Personal information
- Date of birth: April 21, 2006 (age 20)
- Height: 5 ft 8 in (1.73 m)
- Position: Left back

Team information
- Current team: UNC Greensboro Spartans
- Number: 33

College career
- Years: Team / Apps / (Gls)
- 2024–: UNC Greensboro Spartans / 14 / (2)

International career^{‡}
- 2025–: Philippines / 4 / (0)

Medal record
Women's football
Representing the Philippines
Southeast Asian Games
| Gold medal – first place | 2025 Thailand | Team |

= Azumi Oka =

Filipino-American soccer player (born 2006)

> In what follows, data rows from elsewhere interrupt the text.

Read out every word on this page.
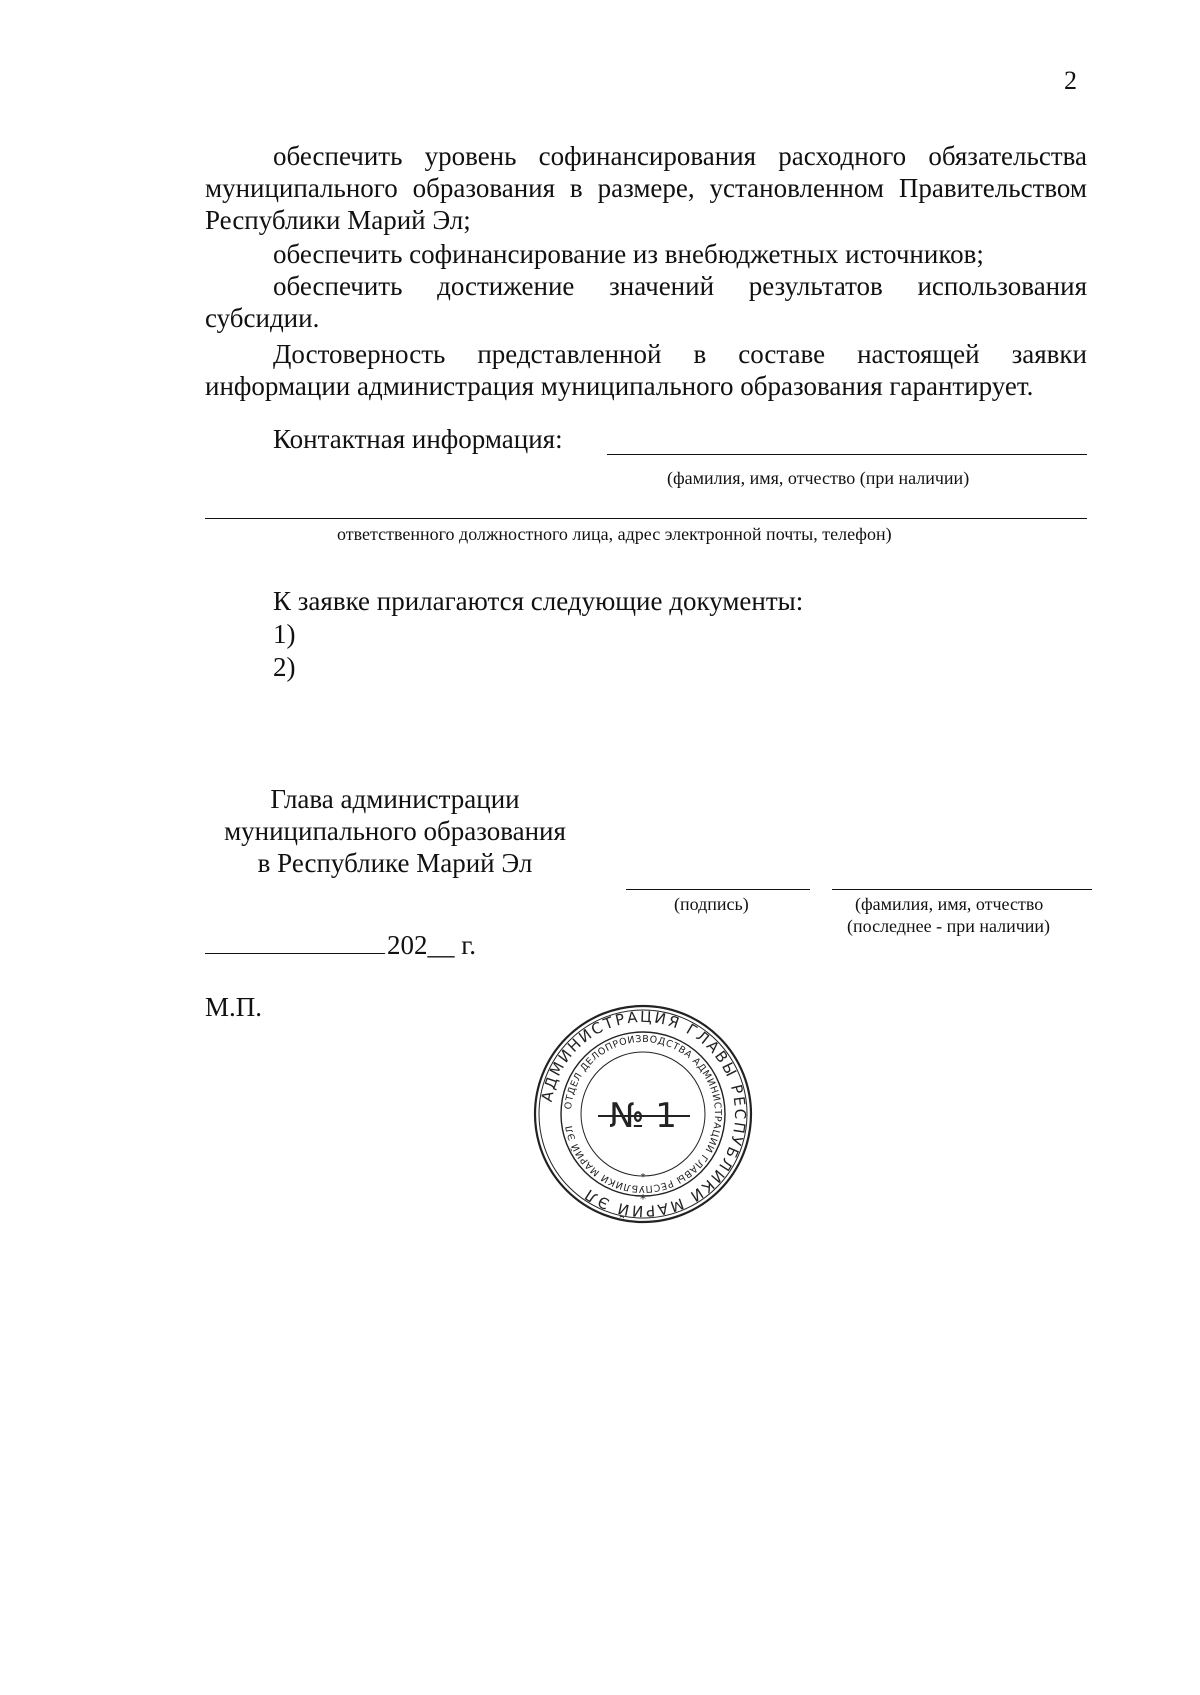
2

обеспечить уровень софинансирования расходного обязательства муниципального образования в размере, установленном Правительством Республики Марий Эл;

обеспечить софинансирование из внебюджетных источников;

обеспечить достижение значений результатов использования субсидии.

Достоверность представленной в составе настоящей заявки информации администрация муниципального образования гарантирует.

Контактная информация:
(фамилия, имя, отчество (при наличии)
ответственного должностного лица, адрес электронной почты, телефон)
К заявке прилагаются следующие документы:
1)
2)
Глава администрации
муниципального образования
в Республике Марий Эл
(подпись)	(фамилия, имя, отчество
(последнее - при наличии)
202__ г.
М.П.
АДМИНИСТРАЦИЯ ГЛАВЫ РЕСПУБЛИКИ МАРИЙ ЭЛ
ОТДЕЛ ДЕЛОПРОИЗВОДСТВА АДМИНИСТРАЦИИ ГЛАВЫ РЕСПУБЛИКИ МАРИЙ ЭЛ № 1
*
*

Azumi Oka (born April 21, 2006) is a Filipino-American college soccer player who plays as a left back for the UNC Greensboro Spartans and the Philippines national team.

==Early life==

Oka grew up in Jacksonville, North Carolina. She was named all-state multiple times at Jacksonville High School and helped the team to their first NCHSAA 3A state title as a senior in 2024. She played ECNL club soccer for the Wilmington Hammerheads. She first committed to play college soccer for the Navy Midshipmen, over offers including UNC Greensboro, UNC Wilmington, and Xavier, but later flipped her commitment to UNC Greensboro.

==College career==

Oka made 14 appearances and scored 2 goals for the UNC Greensboro Spartans as a freshman in 2024.

During college, Oka also played for Port City FC in the Women's Premier Soccer League, being named in the regional Best XI in 2025.

==International career==

Oka was first called up to the Philippines national team for the 2025 ASEAN Women's Championship in August. On August 7, 2025, she made her international debut in their opening 7–0 win over Timor-Leste. She played the entirety of the squad's three matches in the competition.

==Career statistics==
=== International ===

Appearances and goals by national team and year
| National team | Year | Apps | Goals |
|---|---|---|---|
| Philippines | 2025 | 4 | 0 |
| Total |  | 4 | 0 |

==Personal life==

Oka's sister, Caidy Nelson, is a youth international for the Philippines.